Son olarak dikkat edilmesi gereken konulardan bir diğeri grafiği gereğinden fazla süslemek veya çalışmaya gereksiz görsel unsurlar eklemek. Veri Kaynağı ve Dokuz8 Haber’in iki görselinde de grafiğin yanı sıra çalışmada bağlam oluşturması açısından görsel ögelere yer verilmiş. Bu noktada okurun dikkatini grafikteki değerlere yönlendirmenin daha doğru olacağını düşünüyorum. Grafikteki başlık, eksen isimleri ve grafiğin içerisinde kullanılacak açıklayıcı ifadeler (annotations) bu bağlamı sağlıyor.
Veri setlerini süslü bir şekilde görselleştirmek yerine estetik ögelerden yeterince yararlanarak en doğru ve basit bir şekilde görselleştirmek veriden okura verilecek mesajı daha ağdasız ve anlaşılabilir kılacaktır. Bu nedenle kullanılan estetik ve görsel ögelerle, istenen azami netlik veya sadelik arasındaki dengeyi iyi tutturmakta fayda var.

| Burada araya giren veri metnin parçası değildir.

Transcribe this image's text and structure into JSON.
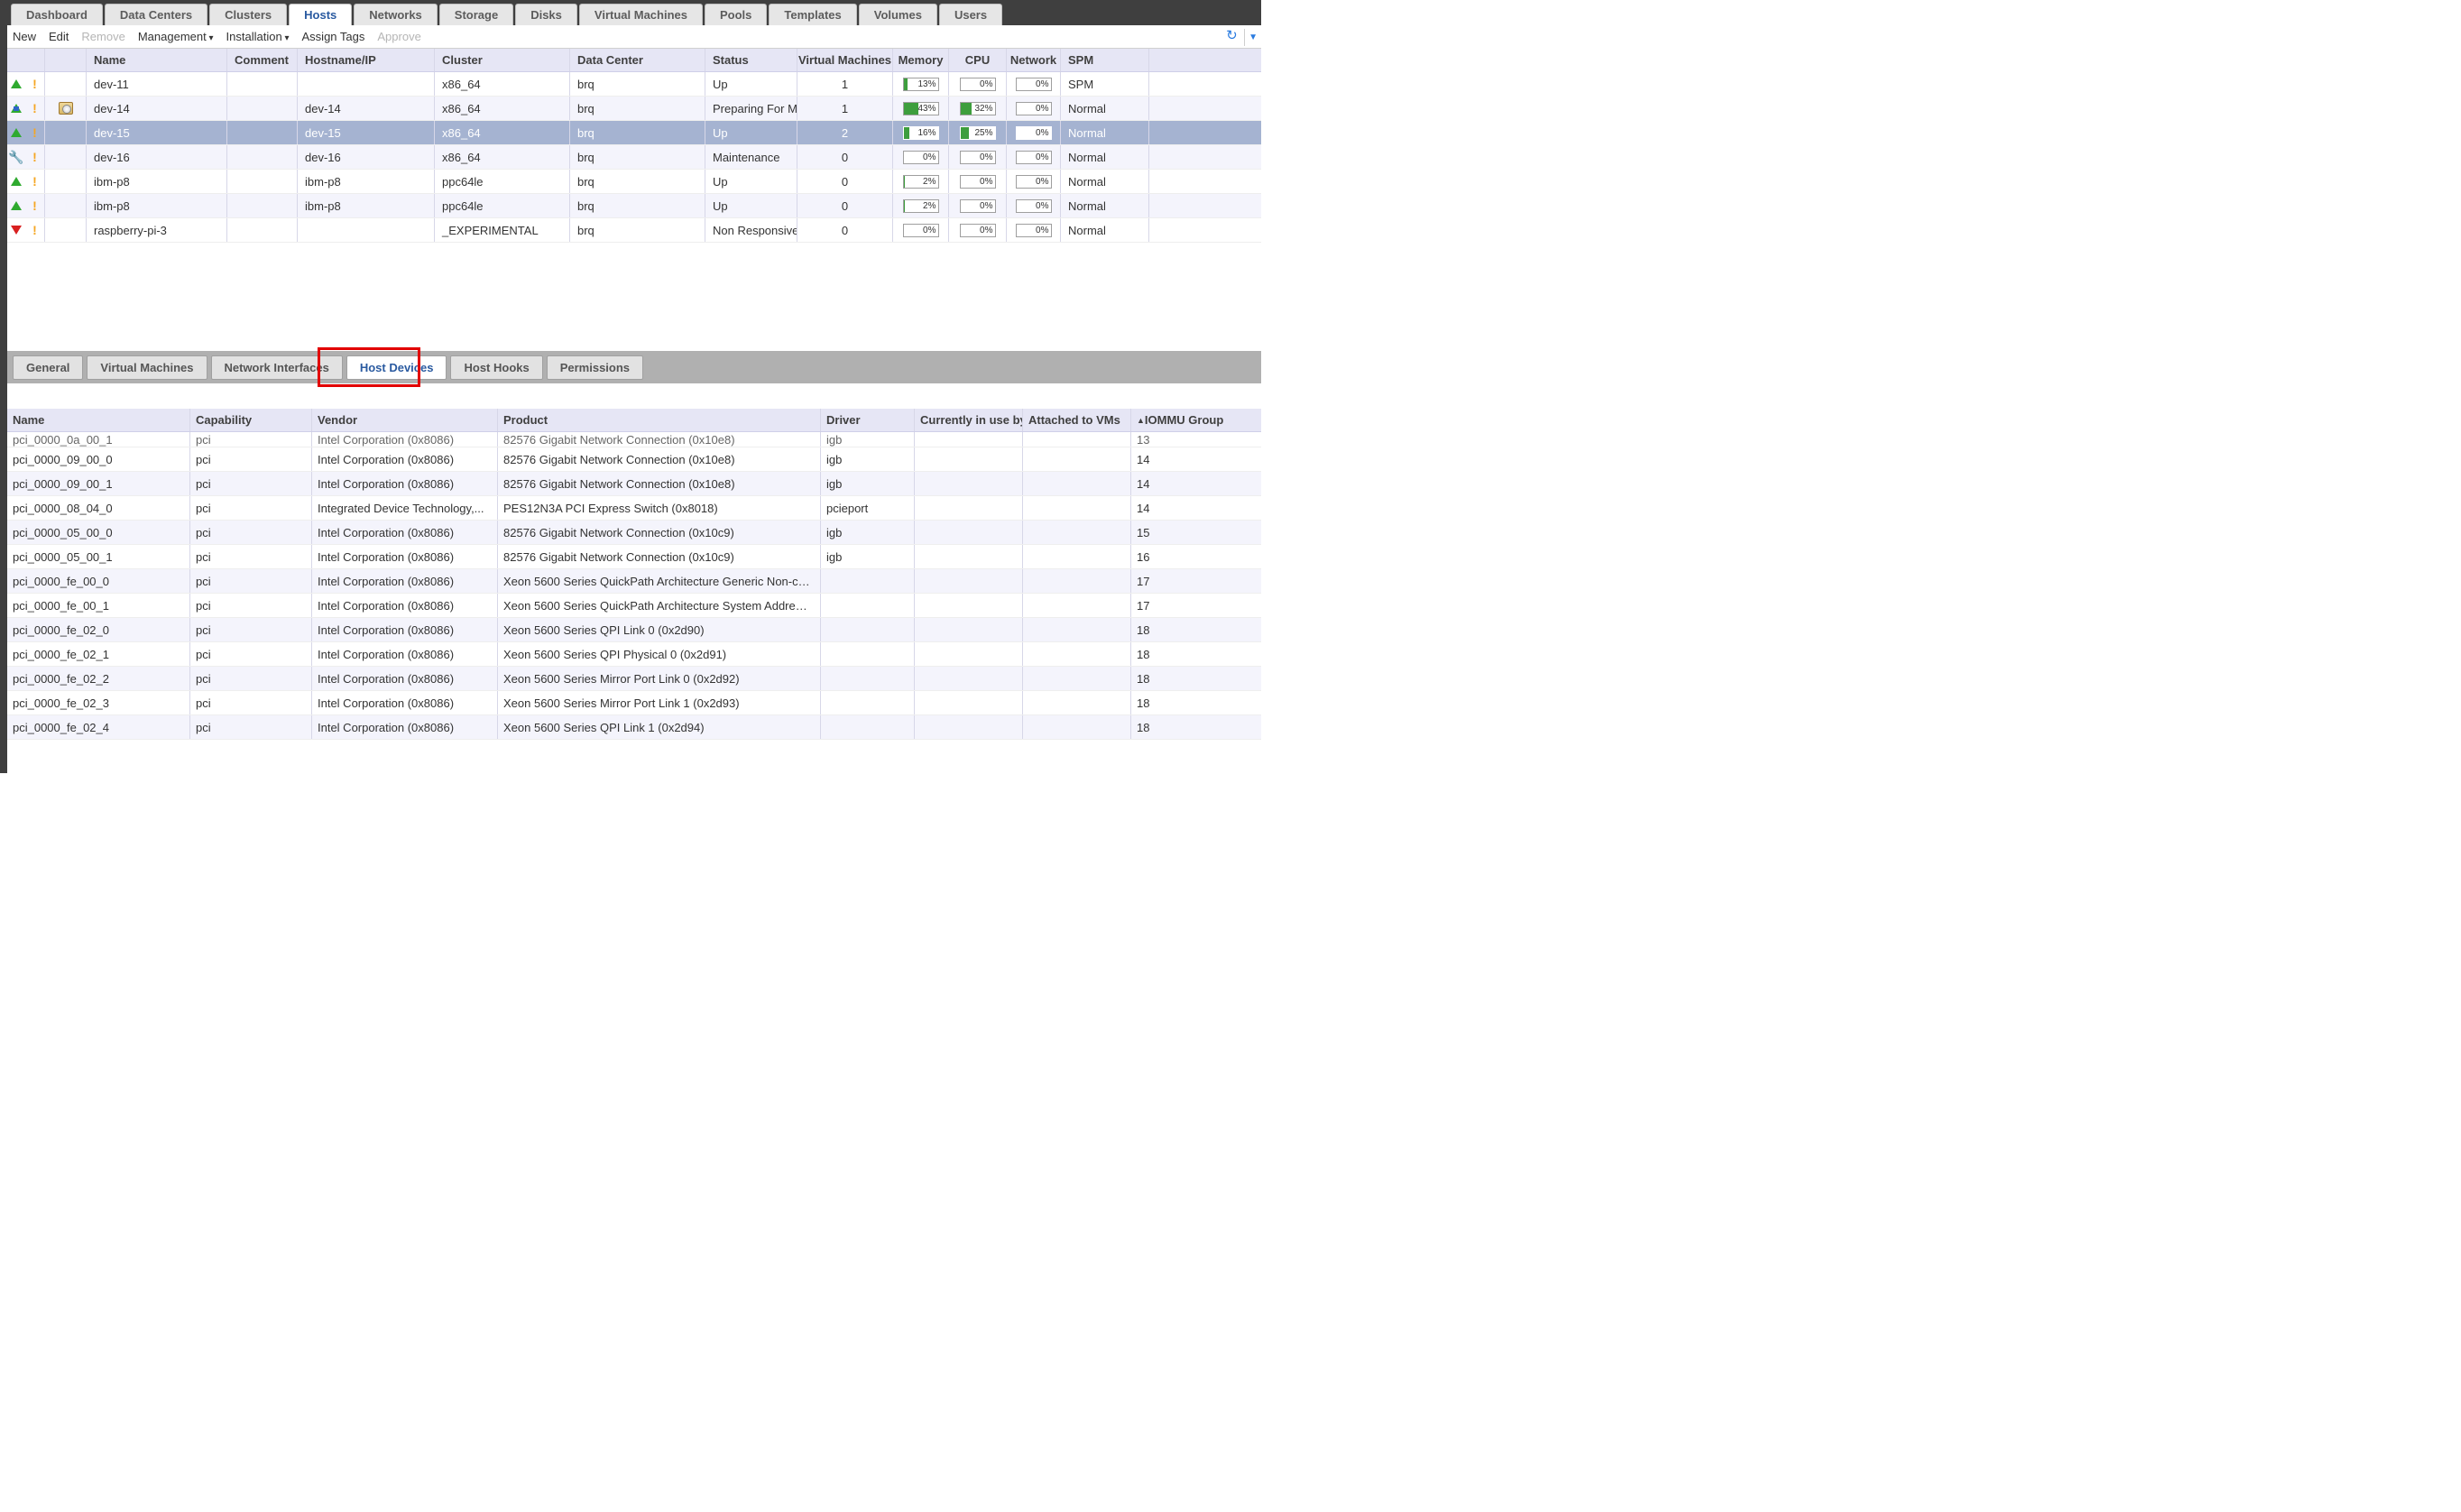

Sonuç olarak son yıllarda habercilikte sıklıkla tercih edilen veri görselleştirme pratiklerinin yanlış veya hatalı kullanımını Türkiye ve dünyadan örneklerle açıklamaya çalıştım. Büyük ölçekli haber merkezlerinden küçük ölçekli haber kuruluşlarına ve sivil toplum girişimlerine kadar geniş bir çerçevede bu hataların yapıldığını görüyoruz. Şimdilik dijital ortamda yayınlanan örnekleri inceledim ama muhtemelen basılı yayınlarda da bu tip hatalara rastlayabiliriz. Benzer bir inceleme olarak Economist muhabiri Sarah Leo’nun önceki veri görselleştirme pratiklerinde yapılan hataları incelediği ve nasıl alternatif çözümler getirebileceğine dair düşüncelerini paylaştığı yazısını önerebilirim (Ayrıca VOYD Veri Bülteninde de bu yazının çevirisini yayınladık). Aslında veri gazeteciliği pratiklerinin ve veri görselleştirme kullanımın belirli düzeye geldiği ülkelerde bu tip incelemelere, görüş alışverişlere çevrim içi mecralardaki tartışmalara sıklıkla şahit oluyorum. Dileğim veri odaklı habercilik faaliyetlerinin ve veri görselleştirme kullanımının Türkiye’de daha çok medya kuruluşu, sivil toplum örgütü tarafından uygulanmaya başlanması ve bu tip konuları bizim de konuşmaya ve tartışmaya başlamamız.